Condorchelys Temporal range: Middle Toarcian ~179.17–178.07 Ma PreꞒ Ꞓ O S D C P T J K Pg N

Scientific classification
- Kingdom: Animalia
- Phylum: Chordata
- Class: Reptilia
- Clade: Pantestudines
- Clade: Testudinata
- Clade: Rhaptochelydia
- Clade: Mesochelydia
- Genus: †Condorchelys Sterli 2008
- Species: †C. antiqua
- Binomial name: †Condorchelys antiqua Sterli 2008

= Condorchelys =

- Genus: Condorchelys
- Species: antiqua
- Authority: Sterli 2008
- Parent authority: Sterli 2008

Extinct genus of turtles

Condorchelys was a genus of stem turtle from Early Jurassic (Middle Toarcian) Cañadon Asfalto Formation of Argentina. Condorchelys represents the oldest Jurassic-aged Turtle from South America, with only one species described, Condorchelys antiqua.

==Discovery==
The holotype of Condorchelys was first discovered on the "Queso Rallado" locality, 5.5 km from the west of Cerro Cóndor village in the Chubut Province, Argentina, from layers of the Cañadón Asfalto Formation, back then considered to be Middle or Late Jurassic in age, though modern re-datations confirmed a Toarcian (Early Jurassic) Age. The holotype, MPEF-PV1152 is a basicranium. Other specimens where originally referred, including MPEF-PV 1783A-B (neural series, costal bones and thoracic vertebrae), MPEF-PV 1998 (basicranium), MPEF-PV 3131 (basicranium with skull roof), MPEF-PV 3132 (lmost complete carapace), MPEF-PV 3133 (pectoral girdle), MPEF-PV 3134 (entoplastron), MPEF-PV 3135 (pelvic girdle) and MPEF-PV 3136 (left hyoplastron). Additional specimens where later recovered in Queso Rallado, including both cranial and postcranial remains.

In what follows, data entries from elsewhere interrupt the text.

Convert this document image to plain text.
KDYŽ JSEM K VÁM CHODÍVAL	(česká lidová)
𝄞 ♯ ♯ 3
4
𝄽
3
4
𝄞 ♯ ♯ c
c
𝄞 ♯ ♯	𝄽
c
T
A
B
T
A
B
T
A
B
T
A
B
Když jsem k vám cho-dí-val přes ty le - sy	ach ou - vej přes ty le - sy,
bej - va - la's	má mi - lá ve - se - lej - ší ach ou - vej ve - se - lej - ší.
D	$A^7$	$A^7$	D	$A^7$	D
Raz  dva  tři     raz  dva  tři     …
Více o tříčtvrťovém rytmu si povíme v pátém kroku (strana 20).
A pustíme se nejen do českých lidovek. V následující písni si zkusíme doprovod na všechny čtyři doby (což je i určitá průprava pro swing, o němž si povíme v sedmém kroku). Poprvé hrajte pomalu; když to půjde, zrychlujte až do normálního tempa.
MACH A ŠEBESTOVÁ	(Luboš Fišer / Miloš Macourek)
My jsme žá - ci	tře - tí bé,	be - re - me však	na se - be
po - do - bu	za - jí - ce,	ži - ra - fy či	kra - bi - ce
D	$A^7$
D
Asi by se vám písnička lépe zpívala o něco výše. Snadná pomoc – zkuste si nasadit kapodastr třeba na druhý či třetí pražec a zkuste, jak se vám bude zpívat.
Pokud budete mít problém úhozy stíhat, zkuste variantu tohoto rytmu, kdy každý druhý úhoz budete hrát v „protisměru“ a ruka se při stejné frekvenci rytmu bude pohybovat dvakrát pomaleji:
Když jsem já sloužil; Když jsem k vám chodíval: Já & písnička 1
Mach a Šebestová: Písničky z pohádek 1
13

And then in other outcrops like Cañadon Bagual, "Chucrut" and "Canela". The name was coined in reference to nearby Cerro Cóndor village, while the species name antiqua from the Latin word for old, ancient.

==Description==
Condorchelys is overall similar to the genera Kayentachelys aprix and Indochelys spatulata, yet lacking pterygoid teeth and a V-shaped suprapygal 2. The skull roof exhibits ornamentation formed by ridges and grooves similar to the ones seen in Kayentachelys. The carapace is oval, about 21x16 cm in one of the referred specimens, being longer than wider, ornamented with small pits and grooves. Shell microstructure, showing bones with a low degree of compactness/homogenization of cortical and cancellous shell areas, suggests an aquatic life style.

==Phylogeny==
The original description cladistic analysis allocated C. antiqua as a stem turtle, reinforcing previous placements of other stem taxa, including Kayentachelys, Indochelys & Condorchelys as a group, and the Middle Jurassic Laurasian genus Heckerochelys as a close outgrup. Latter on the basis of new material several phylogenetic analyses where done, finding C. antiqua either a stem member of Testudines or in several positions in Mesochelydia, in any case still grouping with Kayentachelys & Indochelys.